Lower bound is 0

[mahi045]

Hi,
I am running some instances. The _satClause has some minterms. But the current Lower bound = 0.000000e+00. Is it logically correct? I set -L 1000. I tried with both BDD and cachet. In both cases, the lower bound is same. The screenshot is given here below:

The input dimacs file is here

[nianzelee]

First, there are two unwanted white spaces in line 3 of the above input file, one after quantifier e and the other before the newline character.
It is better to remove them because some tools might not be able to parse the file.

reSSAT uses float to store probabilities, and hence it might suffer from underflow (c.f. #15 ) if the probability is too small, which seems to be the case here.

Possible solutions include:

• Specify a larger number of SAT cubes, e.g., 100000,
• Try other SSAT solvers,
• Dump the cubes and feed them to (weighted) model counters, which usually handle numbers better.

I quickly tried the first two solutions, but they did not look promising.
Specifying -L 10000 still yields trivial lower bounds, and DC-SSAT cannot solve the formula either (killed by the OS).
Therefore, I would recommend the third solution to you.
Take a look at this function for how to dump the cubes.

P.S. You may use the option -v to see more information during the run.

[mahi045]

Thanks for the information.
I would like to inform you that the number of UNSAT clauses is always 1. It seems surprising to me.

[nianzelee]

It is common for reSSAT to have fewer UNSAT cubes and many SAT cubes because the generalization step for an UNSAT minterm is stronger (based on SAT solving), covering many minterms in one shot.

[mahi045]

The log file of cachet after adding 11000 SAT miniterm is here:

cachet version 1.21, December 2005
copyright 2005, University of Washington
incorporating code from zchaff, copyright 2004, Princeton University
Solving temp.wcnf ......
Number of unit clauses			0

Learning				ON
Approximate hashing			ON
Multiple precision			OFF
Static ordering				OFF
Dynamic heuristic			VSADS

Cache table size			5242880
Oldest age allowed			1048576
Max cache entries			20971520
Added cache entries			10477
Removed cache entries			0
Number of cache hits			1563
Number of pos hits			1218
Number of neg hits			345
Number of collisions			11

Cross component implications		ON
Number of cross implications		0
Backtrack factor			2
Number of far backtrack			0

Number of total components		12053
Number of split components		0
Number of non-split components		12053
Number of SAT residual formula		9986
Number of trivial components		13
Number of changed components		0
Number of adjusted components		0
First component split level		100000

Number of Decisions			10477
Max Decision Level			90
Number of Variables			91
Original Num Clauses			11000
Original Num Literals			1001000
Added Conflict Clauses			147
Added Conflict Literals			13230
Deleted Unrelevant clauses		0
Deleted Unrelevant literals		0
Number of Implications			21116
Total Run Time				8.03527

Satisfying probability			1
s 2475880078570760549798248448
Number of solutions 2.47588e+27

The one minus satisfying probability is 1. The corresponding wcnf file is here.

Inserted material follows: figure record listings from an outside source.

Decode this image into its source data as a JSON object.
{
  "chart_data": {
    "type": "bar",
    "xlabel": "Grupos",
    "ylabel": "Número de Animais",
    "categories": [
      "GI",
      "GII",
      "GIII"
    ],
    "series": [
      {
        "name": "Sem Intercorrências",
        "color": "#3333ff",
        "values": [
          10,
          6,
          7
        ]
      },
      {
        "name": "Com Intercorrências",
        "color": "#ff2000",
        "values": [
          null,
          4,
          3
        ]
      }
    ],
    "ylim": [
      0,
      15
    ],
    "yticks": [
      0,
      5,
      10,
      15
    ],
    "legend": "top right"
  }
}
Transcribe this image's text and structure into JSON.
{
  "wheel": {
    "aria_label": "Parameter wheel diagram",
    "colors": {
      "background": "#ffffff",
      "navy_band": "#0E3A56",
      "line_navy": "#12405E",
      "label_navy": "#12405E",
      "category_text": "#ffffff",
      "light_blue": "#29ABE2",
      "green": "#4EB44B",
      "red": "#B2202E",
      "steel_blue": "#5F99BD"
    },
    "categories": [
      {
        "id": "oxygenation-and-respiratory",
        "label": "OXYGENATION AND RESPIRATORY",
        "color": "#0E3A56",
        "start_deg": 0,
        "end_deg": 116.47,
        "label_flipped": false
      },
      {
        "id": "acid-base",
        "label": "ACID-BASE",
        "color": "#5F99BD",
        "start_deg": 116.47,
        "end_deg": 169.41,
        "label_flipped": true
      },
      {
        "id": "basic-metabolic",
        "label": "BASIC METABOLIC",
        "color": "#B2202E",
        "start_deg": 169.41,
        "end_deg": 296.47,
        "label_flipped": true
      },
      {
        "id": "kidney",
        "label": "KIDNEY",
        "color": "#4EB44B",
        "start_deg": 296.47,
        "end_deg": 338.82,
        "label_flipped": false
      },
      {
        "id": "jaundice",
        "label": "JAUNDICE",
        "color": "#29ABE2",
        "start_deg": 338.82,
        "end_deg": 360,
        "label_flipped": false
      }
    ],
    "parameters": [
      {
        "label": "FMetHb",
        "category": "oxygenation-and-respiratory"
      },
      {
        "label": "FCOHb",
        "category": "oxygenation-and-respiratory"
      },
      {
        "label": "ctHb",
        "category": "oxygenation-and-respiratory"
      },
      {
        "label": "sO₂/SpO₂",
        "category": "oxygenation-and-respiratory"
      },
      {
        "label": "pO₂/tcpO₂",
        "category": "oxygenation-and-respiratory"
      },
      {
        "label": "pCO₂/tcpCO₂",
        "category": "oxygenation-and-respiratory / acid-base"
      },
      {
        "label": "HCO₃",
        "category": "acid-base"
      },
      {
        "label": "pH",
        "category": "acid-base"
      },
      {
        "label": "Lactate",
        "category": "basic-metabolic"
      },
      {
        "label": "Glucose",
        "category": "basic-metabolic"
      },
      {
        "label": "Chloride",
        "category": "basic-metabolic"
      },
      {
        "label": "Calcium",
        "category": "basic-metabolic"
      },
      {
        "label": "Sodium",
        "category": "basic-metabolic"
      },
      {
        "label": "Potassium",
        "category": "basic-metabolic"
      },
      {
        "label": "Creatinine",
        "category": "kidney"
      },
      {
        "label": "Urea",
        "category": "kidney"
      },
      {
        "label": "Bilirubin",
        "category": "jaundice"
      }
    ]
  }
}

Do we need to add more miniterms to get a non-trivial probability?

[nianzelee]

The one minus satisfying probability is 1

I guess you meant 0, the trivial lower bound.

Do we need to add more minterms to get a non-trivial probability?

You could try, but Cachet would take a longer time.
You could also solve the wcnf file with more advanced model counters from the competition.

[nianzelee]

I had a closer look at the wcnf file.
It only consists of minterms, which means we can directly sum up their probabilities in this case.

If you have a family of benchmarks that exhibit such property, you could implement the counting part as a simple summation of probabilities.

[mahi045]

Good idea, thank you.

[mahi045]

One question to clear confusion:
"you have a family of benchmarks that exhibit such property" => if some clauses are not the minterms, can we compute the probability by simple summation? (I think it is still correct)

[nianzelee]

If there are overlapping between cubes, we cannot directly sum up their respective probabilities because we will be counting the same space more than once.

If all of the cubes are mutually exclusive, we can still sum up their probabilities.